Entwickeln Sie Ihr eigenes Rollenskript
Gehen Sie dabei in folgenden vier Schritten vor:
- Erforschen Sie, welche – auch einander widersprechenden – Erwartungen an Sie gestellt werden.
- Reflektieren Sie, welchen Ansprüchen Sie problemlos begegnen können und wo Sie noch dazulernen müssen.
- Erstellen Sie ein Rollenskript, das Ihre persönliche Art der Umsetzung festhält. Dazu gehören Kleidung, Statussymbole und Ihre Biografie.
- Kontrollieren Sie Ihre Wirkung anhand der Reaktionen Ihres Umfeldes. Sensibilisieren Sie sich auch für Änderungen in den Erwartungshaltungen.
„Eine Führungskraft, die Unabhängigkeit und Macht zu ihren Kernwerten zählt, wird sich mit der Rolle eines Coach schwerer tun als ein Kollege, für den Hilfsbereitschaft ein selbstverständlicher Wert ist.“
Folgende Überlegungen helfen Ihnen bei der Ausgestaltung Ihrer Rolle:
- Welchen Schwerpunkt setzen Sie? Stellen Sie sich beispielsweise eher als Visionär dar oder als bewährter Steuermann in schwierigen Zeiten?
- Welche Rollen – auch bezüglich unterschiedlicher Interessensgruppen – sind besonders wichtig?
- Welche Handlungen unterstützen Ihr Image?
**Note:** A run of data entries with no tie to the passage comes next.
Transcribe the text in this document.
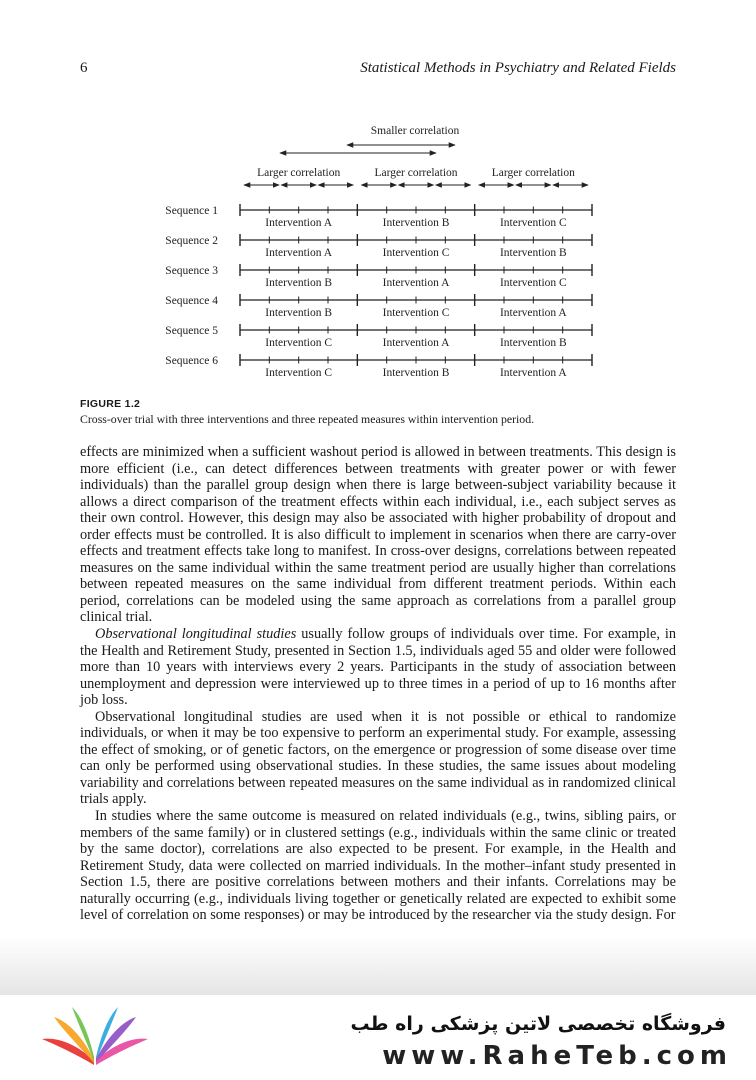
6	Statistical Methods in Psychiatry and Related Fields
Smaller correlation
Larger correlation	Larger correlation	Larger correlation
Sequence 1
Intervention A	Intervention B	Intervention C
Sequence 2
Intervention A	Intervention C	Intervention B
Sequence 3
Intervention B	Intervention A	Intervention C
Sequence 4
Intervention B	Intervention C	Intervention A
Sequence 5
Intervention C	Intervention A	Intervention B
Sequence 6
Intervention C	Intervention B	Intervention A
FIGURE 1.2
Cross-over trial with three interventions and three repeated measures within intervention period.

effects are minimized when a sufficient washout period is allowed in between treatments. This design is more efficient (i.e., can detect differences between treatments with greater power or with fewer individuals) than the parallel group design when there is large between-subject variability because it allows a direct comparison of the treatment effects within each individual, i.e., each subject serves as their own control. However, this design may also be associated with higher probability of dropout and order effects must be controlled. It is also difficult to implement in scenarios when there are carry-over effects and treatment effects take long to manifest. In cross-over designs, correlations between repeated measures on the same individual within the same treatment period are usually higher than correlations between repeated measures on the same individual from different treatment periods. Within each period, correlations can be modeled using the same approach as correlations from a parallel group clinical trial.

Observational longitudinal studies usually follow groups of individuals over time. For example, in the Health and Retirement Study, presented in Section 1.5, individuals aged 55 and older were followed more than 10 years with interviews every 2 years. Participants in the study of association between unemployment and depression were interviewed up to three times in a period of up to 16 months after job loss.

Observational longitudinal studies are used when it is not possible or ethical to randomize individuals, or when it may be too expensive to perform an experimental study. For example, assessing the effect of smoking, or of genetic factors, on the emergence or progression of some disease over time can only be performed using observational studies. In these studies, the same issues about modeling variability and correlations between repeated measures on the same individual as in randomized clinical trials apply.

In studies where the same outcome is measured on related individuals (e.g., twins, sibling pairs, or members of the same family) or in clustered settings (e.g., individuals within the same clinic or treated by the same doctor), correlations are also expected to be present. For example, in the Health and Retirement Study, data were collected on married individuals. In the mother–infant study presented in Section 1.5, there are positive correlations between mothers and their infants. Correlations may be naturally occurring (e.g., individuals living together or genetically related are expected to exhibit some level of correlation on some responses) or may be introduced by the researcher via the study design. For

فروشگاه تخصصی لاتین پزشکی راه طب
www.RaheTeb.com
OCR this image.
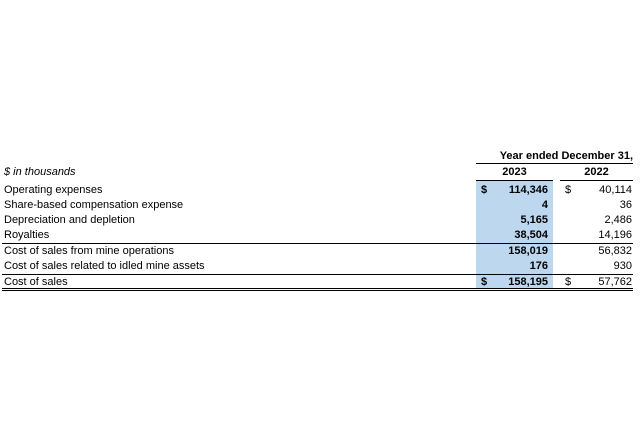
Year ended December 31,
$ in thousands	2023	2022
Operating expenses	$	114,346 $	40,114
Share-based compensation expense	4	36
Depreciation and depletion	5,165	2,486
Royalties	38,504	14,196
Cost of sales from mine operations	158,019	56,832
Cost of sales related to idled mine assets	176	930
Cost of sales	$	158,195 $	57,762
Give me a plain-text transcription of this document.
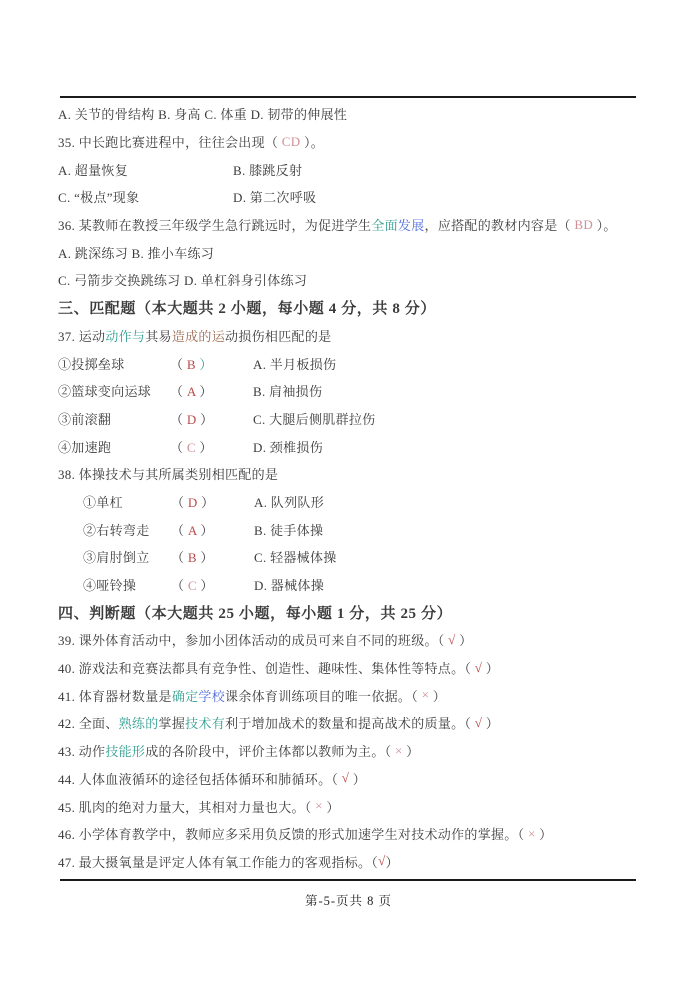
A. 关节的骨结构 B. 身高 C. 体重 D. 韧带的伸展性
35. 中长跑比赛进程中，往往会出现（ CD ）。
A. 超量恢复	B. 膝跳反射
C. “极点”现象	D. 第二次呼吸
36. 某教师在教授三年级学生急行跳远时，为促进学生 全面 发展 ，应搭配的教材内容是（ BD ）。
A. 跳深练习 B. 推小车练习
C. 弓箭步交换跳练习 D. 单杠斜身引体练习
三、匹配题（本大题共 2 小题，每小题 4 分，共 8 分）
37. 运动 动作与 其易 造成的运 动损伤相匹配的是
①投掷垒球	（ B ）	A. 半月板损伤
②篮球变向运球	（ A ）	B. 肩袖损伤
③前滚翻	（ D ）	C. 大腿后侧肌群拉伤
④加速跑	（ C ）	D. 颈椎损伤
38. 体操技术与其所属类别相匹配的是
①单杠	（ D ）	A. 队列队形
②右转弯走	（ A ）	B. 徒手体操
③肩肘倒立	（ B ）	C. 轻器械体操
④哑铃操	（ C ）	D. 器械体操
四、判断题（本大题共 25 小题，每小题 1 分，共 25 分）
39. 课外体育活动中，参加小团体活动的成员可来自不同的班级。（ √ ）
40. 游戏法和竞赛法都具有竞争性、创造性、趣味性、集体性等特点。（ √ ）
41. 体育器材数量是 确定 学校 课余体育训练项目的唯一依据。（ × ）
42. 全面、 熟练的 掌握 技术有 利于增加战术的数量和提高战术的质量。（ √ ）
43. 动作 技能形 成的各阶段中，评价主体都以教师为主。（ × ）
44. 人体血液循环的途径包括体循环和肺循环。（ √ ）
45. 肌肉的绝对力量大，其相对力量也大。（ × ）
46. 小学体育教学中，教师应多采用负反馈的形式加速学生对技术动作的掌握。（ × ）
47. 最大摄氧量是评定人体有氧工作能力的客观指标。（ √ ）
第-5-页共 8 页
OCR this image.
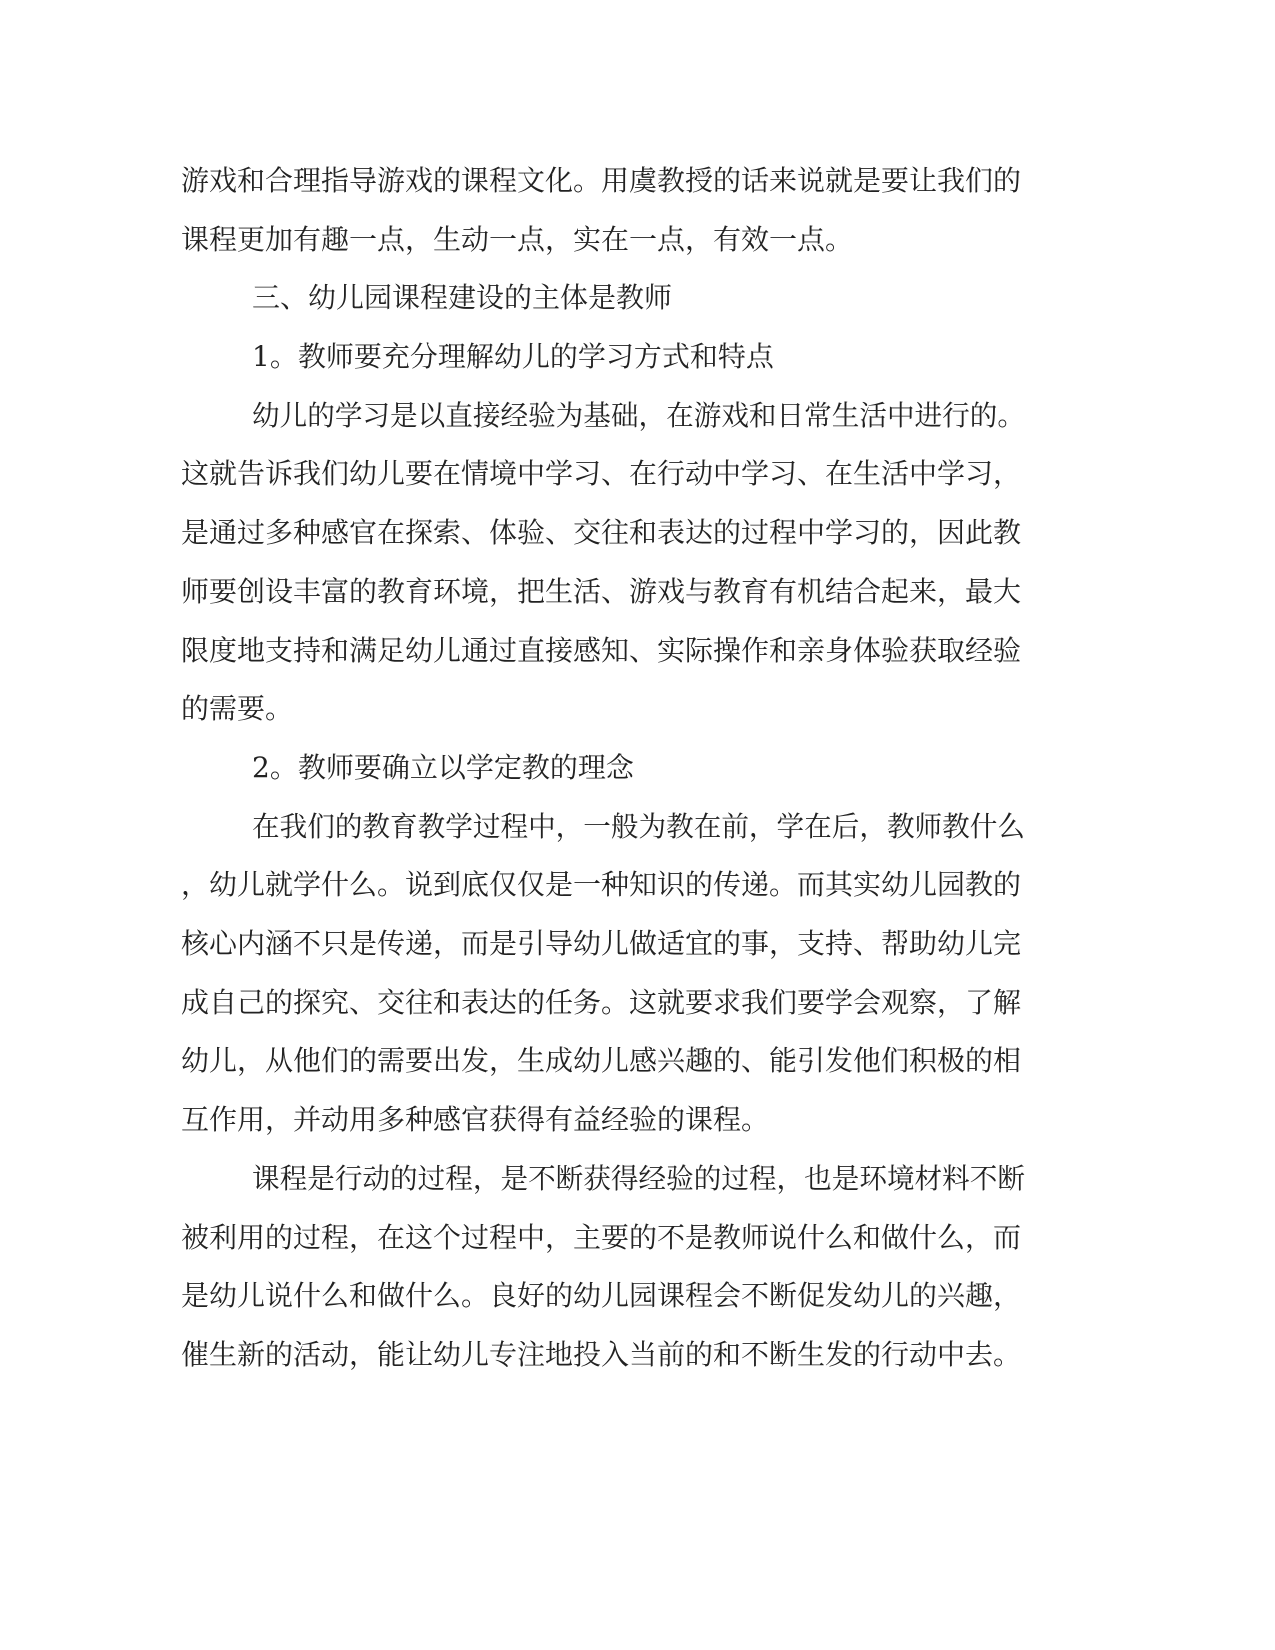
游戏和合理指导游戏的课程文化。用虞教授的话来说就是要让我们的

课程更加有趣一点，生动一点，实在一点，有效一点。

三、幼儿园课程建设的主体是教师

1。教师要充分理解幼儿的学习方式和特点

幼儿的学习是以直接经验为基础，在游戏和日常生活中进行的。

这就告诉我们幼儿要在情境中学习、在行动中学习、在生活中学习，

是通过多种感官在探索、体验、交往和表达的过程中学习的，因此教

师要创设丰富的教育环境，把生活、游戏与教育有机结合起来，最大

限度地支持和满足幼儿通过直接感知、实际操作和亲身体验获取经验

的需要。

2。教师要确立以学定教的理念

在我们的教育教学过程中，一般为教在前，学在后，教师教什么

，幼儿就学什么。说到底仅仅是一种知识的传递。而其实幼儿园教的

核心内涵不只是传递，而是引导幼儿做适宜的事，支持、帮助幼儿完

成自己的探究、交往和表达的任务。这就要求我们要学会观察，了解

幼儿，从他们的需要出发，生成幼儿感兴趣的、能引发他们积极的相

互作用，并动用多种感官获得有益经验的课程。

课程是行动的过程，是不断获得经验的过程，也是环境材料不断

被利用的过程，在这个过程中，主要的不是教师说什么和做什么，而

是幼儿说什么和做什么。良好的幼儿园课程会不断促发幼儿的兴趣，

催生新的活动，能让幼儿专注地投入当前的和不断生发的行动中去。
Vereinbaren Sie Persönlichkeit und Rolle
Analysieren Sie, welche Facetten Ihrer Persönlichkeit Sie in welcher Rolle am besten zum Ausdruck bringen können. Persönlichkeitsanteile, die mit einer bestimmten Rolle nicht vereinbar sind, haben da auch nichts zu suchen. Beispielsweise ließ Hans-Olaf Henkel sein Engagement für Amnesty International erst dann bekannt werden, als er nicht mehr dem Bundesverband der Deutschen Industrie vorstand. Aus der Stimmigkeit Ihrer Rollengestaltung erwächst Ihre Glaubwürdigkeit. Schöpfen Sie den Spielraum aus, den Ihnen Ihre Rollen bieten, und integrieren Sie Ihre Werte in die jeweils dafür geeigneten Rollen. Berufliche Unzufriedenheit und das Burn-out-Syndrom resultieren aus unreflektierten Rollenübernahmen. Wenn Sie aber Ihre Persönlichkeitsfacetten in Ihre Rollen einbauen, überstehen Sie es, wenn Sie einmal eine Zeit lang bewusst eine Rolle gegen Ihre Veranlagung spielen müssen, sofern es die äußeren Gegebenheiten erfordern.